Iraq’s oil Inspector General fails to investigate loss of $250m by SOMO: MP

"The Oil Ministry’s Office of the Inspector General has failed to investigate and find the causes that led to the waste of $250 million by the state oil-marketing company SOMO."

ERBIL (Kurdistan 24) – The Oil Ministry’s Office of the Inspector General has failed to investigate and find the causes that led to the waste of $250 million by the state oil-marketing company SOMO, a member of the Oil and Energy Parliamentary Committee, Jamal al-Mahmoudawi, said on Sunday.

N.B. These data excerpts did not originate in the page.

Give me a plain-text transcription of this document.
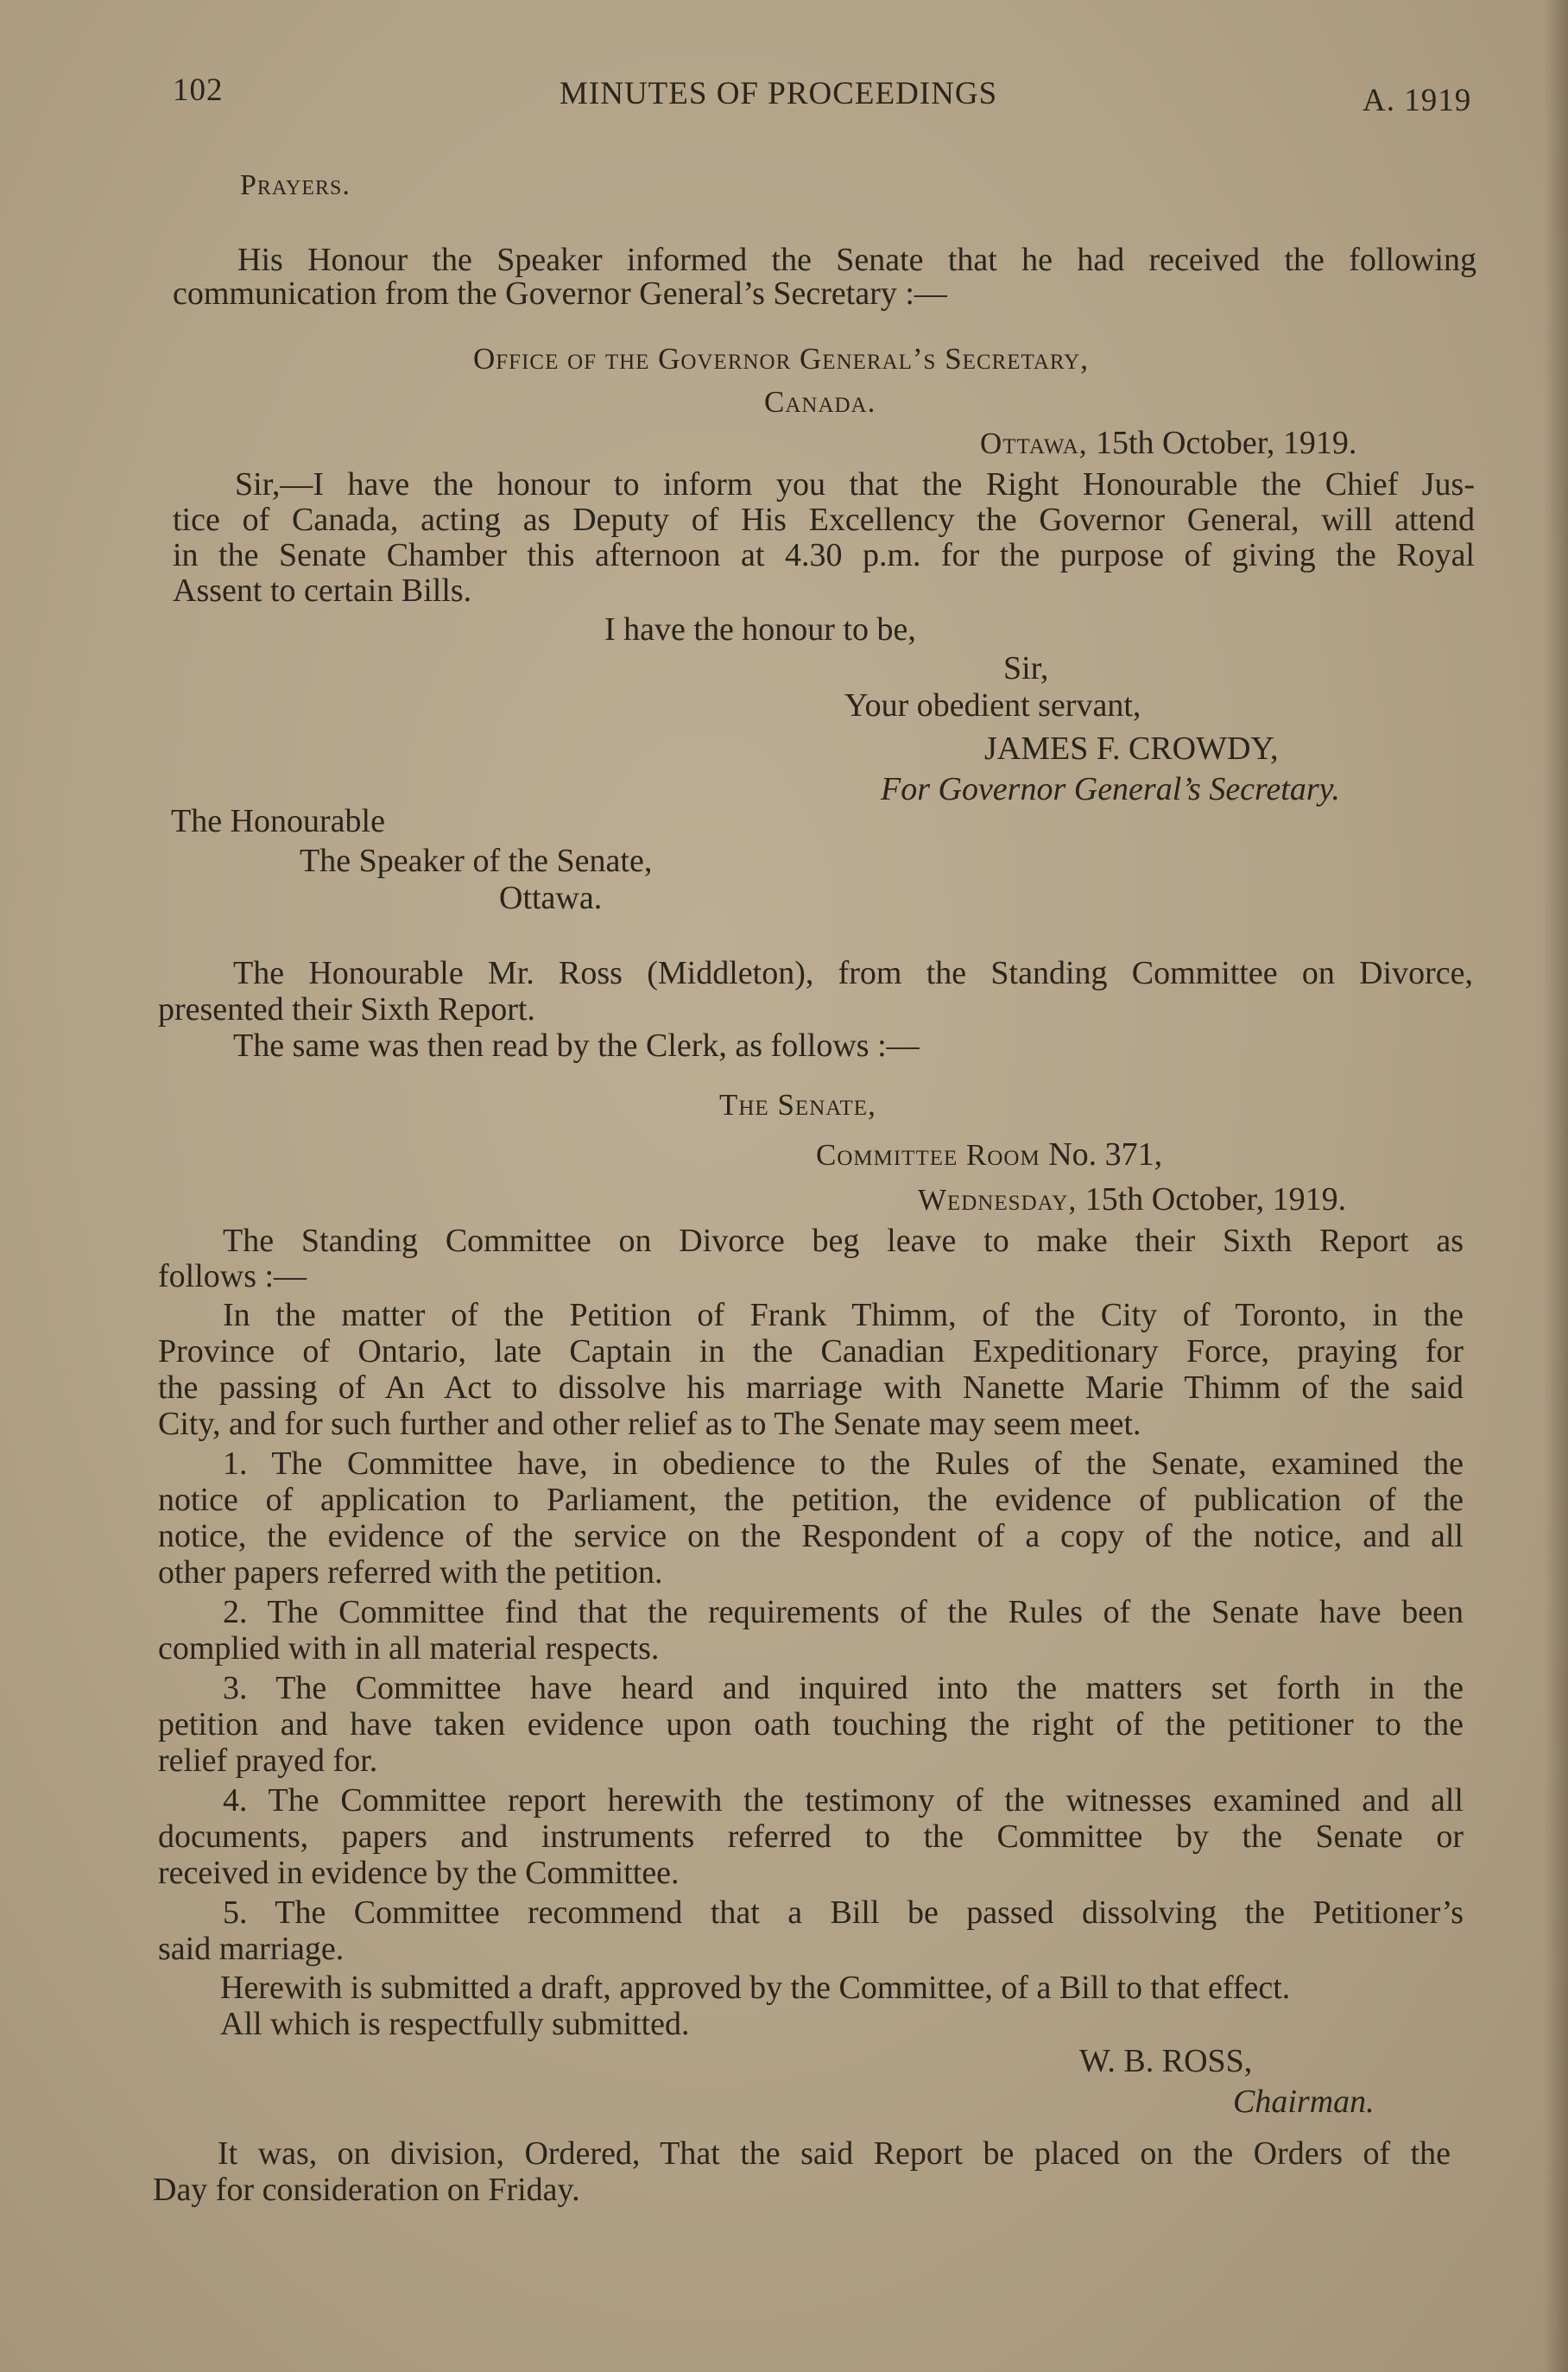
102	MINUTES OF PROCEEDINGS	A. 1919
Prayers.
His Honour the Speaker informed the Senate that he had received the following
communication from the Governor General’s Secretary :—
Office of the Governor General’s Secretary,
Canada.
Ottawa, 15th October, 1919.
Sir,—I have the honour to inform you that the Right Honourable the Chief Jus-
tice of Canada, acting as Deputy of His Excellency the Governor General, will attend
in the Senate Chamber this afternoon at 4.30 p.m. for the purpose of giving the Royal
Assent to certain Bills.
I have the honour to be,
Sir,
Your obedient servant,
JAMES F. CROWDY,
For Governor General’s Secretary.
The Honourable
The Speaker of the Senate,
Ottawa.
The Honourable Mr. Ross (Middleton), from the Standing Committee on Divorce,
presented their Sixth Report.
The same was then read by the Clerk, as follows :—
The Senate,
Committee Room No. 371,
Wednesday, 15th October, 1919.
The Standing Committee on Divorce beg leave to make their Sixth Report as
follows :—
In the matter of the Petition of Frank Thimm, of the City of Toronto, in the
Province of Ontario, late Captain in the Canadian Expeditionary Force, praying for
the passing of An Act to dissolve his marriage with Nanette Marie Thimm of the said
City, and for such further and other relief as to The Senate may seem meet.
1. The Committee have, in obedience to the Rules of the Senate, examined the
notice of application to Parliament, the petition, the evidence of publication of the
notice, the evidence of the service on the Respondent of a copy of the notice, and all
other papers referred with the petition.
2. The Committee find that the requirements of the Rules of the Senate have been
complied with in all material respects.
3. The Committee have heard and inquired into the matters set forth in the
petition and have taken evidence upon oath touching the right of the petitioner to the
relief prayed for.
4. The Committee report herewith the testimony of the witnesses examined and all
documents, papers and instruments referred to the Committee by the Senate or
received in evidence by the Committee.
5. The Committee recommend that a Bill be passed dissolving the Petitioner’s
said marriage.
Herewith is submitted a draft, approved by the Committee, of a Bill to that effect.
All which is respectfully submitted.
W. B. ROSS,
Chairman.
It was, on division, Ordered, That the said Report be placed on the Orders of the
Day for consideration on Friday.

The committee obtained information and documents which shows that Iraq’s State Organization for Marketing of Oil (SOMO) company has paid delay penalties due to a delay in loading crude oil tankers from the southern export ports and exceeded $250 million for 2015, 2016, and 2017, according to Mahmoudawi.

“Although two years have elapsed since the issuance of this report, the Ministry of Oil has not identified the faulty source of these fines which we believe the previous administration of the oil marketing company bears full responsibility for,” he said in a press statement Kurdistan 24 received.

The Office of the Inspector General of the Ministry of Oil had opened an investigation into the matter for over a year. The results of the investigation have not yet been announced, “despite the importance of the investigation of this financial loss.”

Iraq is the Organization of the Petroleum Exporting Countries’ (OPEC) second-largest producer just after Saudi Arabia and currently has an output below its maximum capacity of nearly five million bpd.

“Doubts and suspicions in the work of the Office of the Inspector General as investigations are often opened without leading to any results, indicating the likelihood of direct bargaining or pressure on the work of the Office of the Inspector General,” the committee member added.

Mahmoudawi noted that the lack of completion of the administrative investigation by the Office for over a year “indicates a very clear imbalance in the work of the Office of the Inspector General of the Ministry of Oil now that the inspector general’s offices have become part of the corruption system and not a means to combat it.”

The embattled Middle Eastern nation continues to rank high on Transparency International’s list for corruption, fraud, and mismanagement of state institutions.

According to the organization’s 2018 Corruption Index, Iraq ranks 168th, the 12th most corrupt country out of a total of 180.

In March, Iraq’s oil exports averaged 3.37 million bpd, down from 3.62 million bpd in February, as bad weather disrupted the loading.

In early January, Baghdad reaffirmed its commitment to cut annual oil production as per an agreement between OPEC and additional non-member states such as Russia – known together as OPEC+ – to curtail global supply and bolster prices.